The predictive accuracies for OS in NSCLC patients with chronic HBV infection between the nomogram model and conventional TNM staging systems were compared by calculating the Harrell’s C-index (Table 3). In the primary cohort, the C-index was 0.780 (95% confidence interval (CI) 0.733–0.827), which was significantly higher than that of the TNM staging system, with a value of 0.693 (95% CI 0.640–0.746, P < 0.01). This result was also confirmed in the validation cohort, where the C-index of the nomogram model (0.786, 95% CI 0.731–0.841) was higher than the C-index of the TNM staging system (0.704, 95% CI 0.642–0.766, P < 0.01). Calibration curves at 1, 3 and 5 years were then used to assess the agreement between the predicted and actual outcomes (Fig. 2). The diagonal gray line represents the actual OS probability, while the solid black line represents the performance of the nomogram model in predicting the OS probability. The two lines overlap closely, indicating that the nomogram model provided better estimations in the patient cohort.

Next, we determined the cutoff values using the X-tile program by grouping the patients in the primary cohort evenly into the following 3 groups based on the predictions of the nomogram model: low-risk prognosis (TPS ≤ 13.5, 74 patients), intermediate-risk prognosis (13.5 < TPS ≤ 20.0, 43 patients) and high-risk prognosis (TPS > 20.0, 24 patients). The low-risk group had the highest probability of survival (95.9% for 1 year, 68.9% for 3 years and 55.4% for 5 years), followed by the intermediate-risk group with survival probabilities of 76.7, 37.2 and 14.0% for 1, 3 and 5 years, respectively. The high-risk group had survival probabilities of 45.8, 8.3 and 0% for 1, 3 and 5 years, respectively. The differences in survival could be used to discriminate these three groups (Table 4). We then applied the cutoff values to plot Kaplan–Meier curves in the primary cohort and the validation cohort (Fig. 3). Both were significantly associated with OS outcomes within the three groups (P < 0.001).

Figure 4 presents the results of the decision curve analysis at 5 years. The results showed that our nomogram model had a higher overall net benefit than did the traditional TNM staging system across a wide range of threshold probabilities.

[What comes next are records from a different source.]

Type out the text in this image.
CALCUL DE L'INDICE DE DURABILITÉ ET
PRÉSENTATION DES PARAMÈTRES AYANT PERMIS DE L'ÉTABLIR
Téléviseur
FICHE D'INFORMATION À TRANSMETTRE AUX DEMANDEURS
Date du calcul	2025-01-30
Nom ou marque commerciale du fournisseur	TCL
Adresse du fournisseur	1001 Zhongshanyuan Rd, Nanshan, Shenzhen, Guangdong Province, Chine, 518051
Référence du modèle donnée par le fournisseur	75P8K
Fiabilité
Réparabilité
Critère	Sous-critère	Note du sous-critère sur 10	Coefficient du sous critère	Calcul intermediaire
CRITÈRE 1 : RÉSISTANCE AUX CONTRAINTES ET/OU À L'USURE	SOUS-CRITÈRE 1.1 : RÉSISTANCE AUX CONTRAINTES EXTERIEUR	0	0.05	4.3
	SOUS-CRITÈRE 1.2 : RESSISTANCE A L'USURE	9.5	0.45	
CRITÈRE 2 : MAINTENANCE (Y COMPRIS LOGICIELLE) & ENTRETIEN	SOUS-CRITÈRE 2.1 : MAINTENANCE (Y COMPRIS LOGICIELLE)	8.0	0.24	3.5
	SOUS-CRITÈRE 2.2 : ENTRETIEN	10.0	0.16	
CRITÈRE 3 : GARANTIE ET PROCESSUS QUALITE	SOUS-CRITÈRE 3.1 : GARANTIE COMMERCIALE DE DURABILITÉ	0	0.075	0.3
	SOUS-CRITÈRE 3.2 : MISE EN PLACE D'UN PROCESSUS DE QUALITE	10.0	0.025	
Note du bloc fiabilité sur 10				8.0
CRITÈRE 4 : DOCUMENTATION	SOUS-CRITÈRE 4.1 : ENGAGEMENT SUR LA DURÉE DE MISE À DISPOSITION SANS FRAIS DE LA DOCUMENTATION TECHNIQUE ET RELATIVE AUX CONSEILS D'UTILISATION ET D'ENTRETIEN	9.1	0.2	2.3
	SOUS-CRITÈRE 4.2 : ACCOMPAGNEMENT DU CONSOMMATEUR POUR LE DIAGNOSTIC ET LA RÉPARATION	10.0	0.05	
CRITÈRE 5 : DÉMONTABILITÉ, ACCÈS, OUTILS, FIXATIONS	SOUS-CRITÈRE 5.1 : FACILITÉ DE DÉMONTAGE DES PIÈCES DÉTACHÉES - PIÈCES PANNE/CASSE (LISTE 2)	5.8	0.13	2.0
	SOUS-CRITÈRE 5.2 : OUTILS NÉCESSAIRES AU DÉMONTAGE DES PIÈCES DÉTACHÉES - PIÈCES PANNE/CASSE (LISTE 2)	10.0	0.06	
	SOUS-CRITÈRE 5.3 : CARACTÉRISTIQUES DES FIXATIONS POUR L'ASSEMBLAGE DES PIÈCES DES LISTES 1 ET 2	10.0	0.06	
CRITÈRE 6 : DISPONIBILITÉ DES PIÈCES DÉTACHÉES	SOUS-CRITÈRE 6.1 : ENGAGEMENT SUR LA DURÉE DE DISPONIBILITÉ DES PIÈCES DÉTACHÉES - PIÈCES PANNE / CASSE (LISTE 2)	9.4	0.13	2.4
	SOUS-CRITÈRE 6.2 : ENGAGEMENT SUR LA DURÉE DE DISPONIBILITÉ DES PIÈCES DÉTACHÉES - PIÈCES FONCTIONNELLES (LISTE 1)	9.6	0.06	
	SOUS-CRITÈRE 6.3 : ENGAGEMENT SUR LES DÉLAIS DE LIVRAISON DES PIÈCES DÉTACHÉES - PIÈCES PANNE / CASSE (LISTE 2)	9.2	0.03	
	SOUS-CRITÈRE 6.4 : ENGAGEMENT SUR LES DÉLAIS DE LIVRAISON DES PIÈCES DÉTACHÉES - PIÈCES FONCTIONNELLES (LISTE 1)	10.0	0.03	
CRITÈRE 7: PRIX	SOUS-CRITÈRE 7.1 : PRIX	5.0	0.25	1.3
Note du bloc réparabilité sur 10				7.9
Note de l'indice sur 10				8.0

Figure 5 shows the correlations among the different variables of the nomogram model. In this plot, positive correlations are displayed in blue and negative correlations in red. The color intensity and the size of the circle are proportional to the correlation coefficients. Additionally, the numbers in the graph show the Pearson’s correlation coefficient between the different variables. The results revealed that there was not a significant correlation among the various variables.